In his youth and student days, Goodloe Erwin was a splendid athlete, excelling especially in swimming. As a high school senior, he won the Georgia High School Association championships in both the 100- and 40-yard freestyle swimming events. He served as captain of the University’s varsity swimming team in 1940. As an ROTC Advanced Cavalry student at Georgia, he won the silver loving cup for being the best equestrian in 1939. At the University of Georgia, he anchored the 400-yard freestyle relay teams, which won the SEC championship and set a conference record in 1939. In 2004 he was inducted into the Athens Athletic Hall of Fame. In his 80s, Dr. Erwin still swam four or five times a week and golfed twice a week at the Athens Country Club. He competed in the Golden Olympics and won five gold medals in the 50- and 100-yard freestyle events. In 2003 he was selected for “Who’s Who” in Golden Olympics for the United States.

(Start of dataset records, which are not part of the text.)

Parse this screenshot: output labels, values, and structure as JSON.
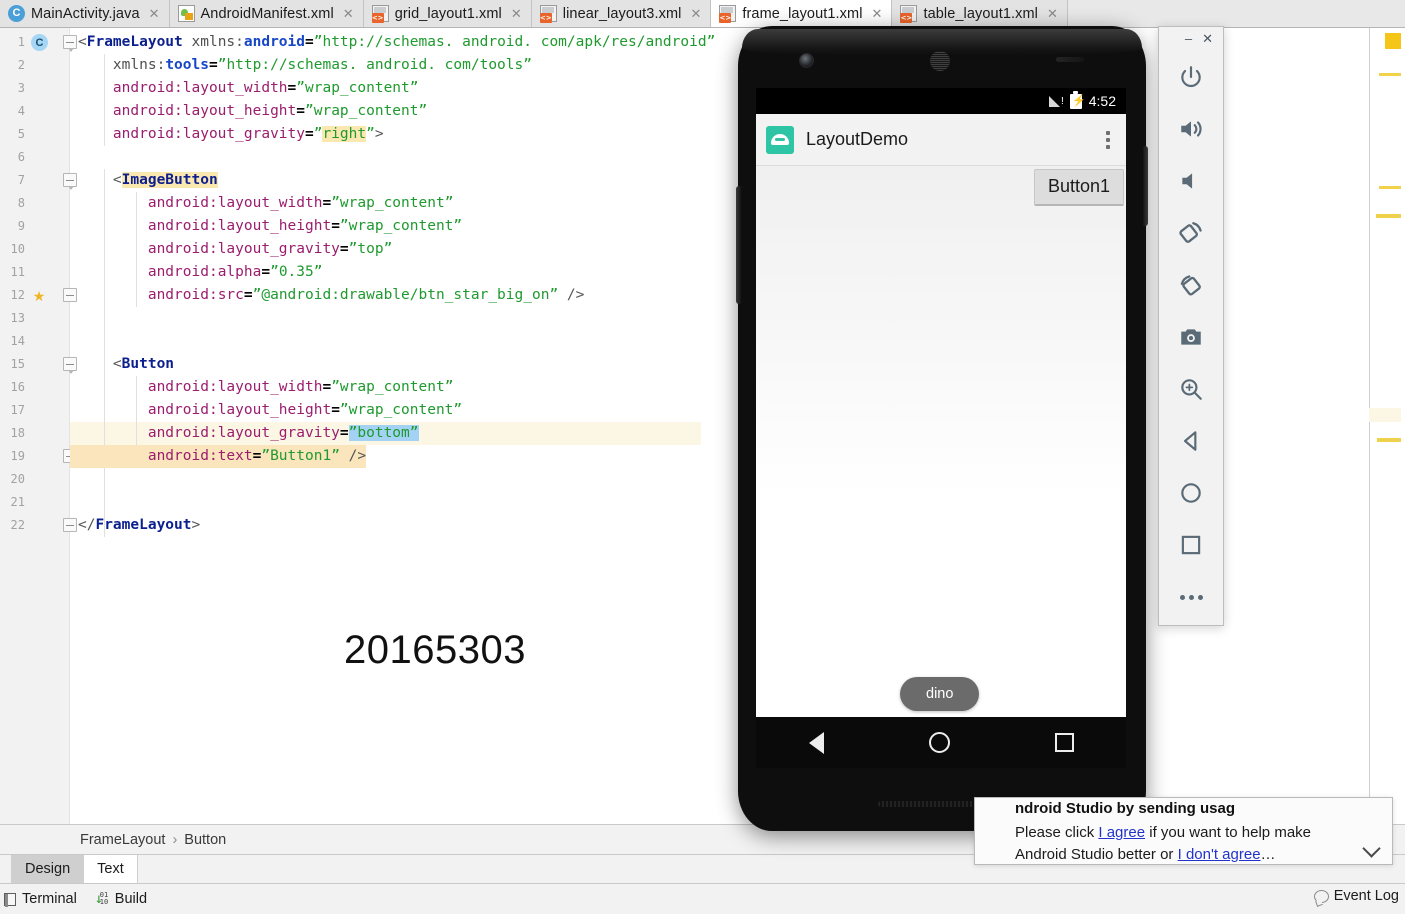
{
  "tabs": [
    {
      "label": "MainActivity.java",
      "icon": "java-class-icon",
      "active": false
    },
    {
      "label": "AndroidManifest.xml",
      "icon": "manifest-icon",
      "active": false
    },
    {
      "label": "grid_layout1.xml",
      "icon": "xml-layout-icon",
      "active": false
    },
    {
      "label": "linear_layout3.xml",
      "icon": "xml-layout-icon",
      "active": false
    },
    {
      "label": "frame_layout1.xml",
      "icon": "xml-layout-icon",
      "active": true
    },
    {
      "label": "table_layout1.xml",
      "icon": "xml-layout-icon",
      "active": false
    }
  ],
  "editor": {
    "line_count": 22,
    "current_line": 18,
    "selection_text": "bottom",
    "gutter_badge_line1": "C",
    "gutter_star_line": 12,
    "lines": [
      {
        "n": 1,
        "text": "<FrameLayout xmlns:android=\"http://schemas. android. com/apk/res/android\""
      },
      {
        "n": 2,
        "text": "    xmlns:tools=\"http://schemas. android. com/tools\""
      },
      {
        "n": 3,
        "text": "    android:layout_width=\"wrap_content\""
      },
      {
        "n": 4,
        "text": "    android:layout_height=\"wrap_content\""
      },
      {
        "n": 5,
        "text": "    android:layout_gravity=\"right\">"
      },
      {
        "n": 6,
        "text": ""
      },
      {
        "n": 7,
        "text": "    <ImageButton"
      },
      {
        "n": 8,
        "text": "        android:layout_width=\"wrap_content\""
      },
      {
        "n": 9,
        "text": "        android:layout_height=\"wrap_content\""
      },
      {
        "n": 10,
        "text": "        android:layout_gravity=\"top\""
      },
      {
        "n": 11,
        "text": "        android:alpha=\"0.35\""
      },
      {
        "n": 12,
        "text": "        android:src=\"@android:drawable/btn_star_big_on\" />"
      },
      {
        "n": 13,
        "text": ""
      },
      {
        "n": 14,
        "text": ""
      },
      {
        "n": 15,
        "text": "    <Button"
      },
      {
        "n": 16,
        "text": "        android:layout_width=\"wrap_content\""
      },
      {
        "n": 17,
        "text": "        android:layout_height=\"wrap_content\""
      },
      {
        "n": 18,
        "text": "        android:layout_gravity=\"bottom\""
      },
      {
        "n": 19,
        "text": "        android:text=\"Button1\" />"
      },
      {
        "n": 20,
        "text": ""
      },
      {
        "n": 21,
        "text": ""
      },
      {
        "n": 22,
        "text": "</FrameLayout>"
      }
    ],
    "watermark": "20165303"
  },
  "breadcrumb": {
    "items": [
      "FrameLayout",
      "Button"
    ],
    "separator": "›"
  },
  "mode_tabs": [
    {
      "label": "Design",
      "active": false
    },
    {
      "label": "Text",
      "active": true
    }
  ],
  "statusbar": {
    "terminal": "Terminal",
    "build": "Build",
    "event_log": "Event Log"
  },
  "emulator": {
    "window_controls": {
      "minimize": "–",
      "close": "✕"
    },
    "toolbar_icons": [
      "power-icon",
      "volume-up-icon",
      "volume-down-icon",
      "rotate-left-icon",
      "rotate-right-icon",
      "screenshot-camera-icon",
      "zoom-icon",
      "back-icon",
      "home-icon",
      "overview-icon",
      "more-icon"
    ],
    "status": {
      "time": "4:52",
      "signal": "signal-warning-icon",
      "battery": "battery-charging-icon"
    },
    "app": {
      "title": "LayoutDemo",
      "logo": "android-app-icon",
      "overflow": "kebab-menu-icon"
    },
    "content": {
      "image_button": "star-image-button",
      "image_button_alpha": "0.35",
      "button1_label": "Button1",
      "toast_text": "dino"
    },
    "navbar": [
      "back-triangle-icon",
      "home-circle-icon",
      "recents-square-icon"
    ]
  },
  "notification": {
    "title": "ndroid Studio by sending usag",
    "body_prefix": "Please click ",
    "link_agree": "I agree",
    "body_mid": " if you want to help make Android Studio better or ",
    "link_disagree": "I don't agree",
    "body_suffix": "…"
  },
  "colors": {
    "tag": "#0c1f8f",
    "attribute": "#9b1d6e",
    "string": "#1f9a2e",
    "namespace": "#1747c8",
    "current_line": "#fcf7e4",
    "selection": "#a3d2f5",
    "identifier_highlight": "#fbe7b0",
    "accent_marker": "#f5c518"
  }
}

Among his civic involvements, Dr. Erwin was perhaps most prominent as the forceful and creative president of the Athens Historical Society. Keenly interested in the story of Athens and Georgia, he launched and oversaw many successful projects in the Society, including the launching of “The Historian,” a yearly publication from Athens Historical.
Dr. Erwin was a contributing member of the Athens-Clarke Heritage Foundation, the Athens Country Club, the Athens City Club and the First Baptist Church of Athens.
Goodloe Yancey Erwin was the last member of his generation in a prominent Athens family, the last survivor of the nine grandchildren of Judge Alexander Erwin and his wife Mary Ann Lamar Cobb, daughter of Athenian Howell Cobb, who was governor of Georgia, Speaker of the U. S. House, Secretary of the U. S. Treasury and a Confederate general. One admirer of Dr. Erwin told the family this week, “An important link to an anchor generation is gone.” Goodloe Erwin always continued the family tradition of good citizenship and public service.
The graveside funeral will be held at Oconee Hill Cemetery at 3:00 on Sunday, October 27th. For those wishing to make a memorial donation, Dr. Erwin’s choice is the Athens YMCA, 915 Hawthorne Avenue, Athens 30606. Bridges Funeral Home is in charge of arrangements.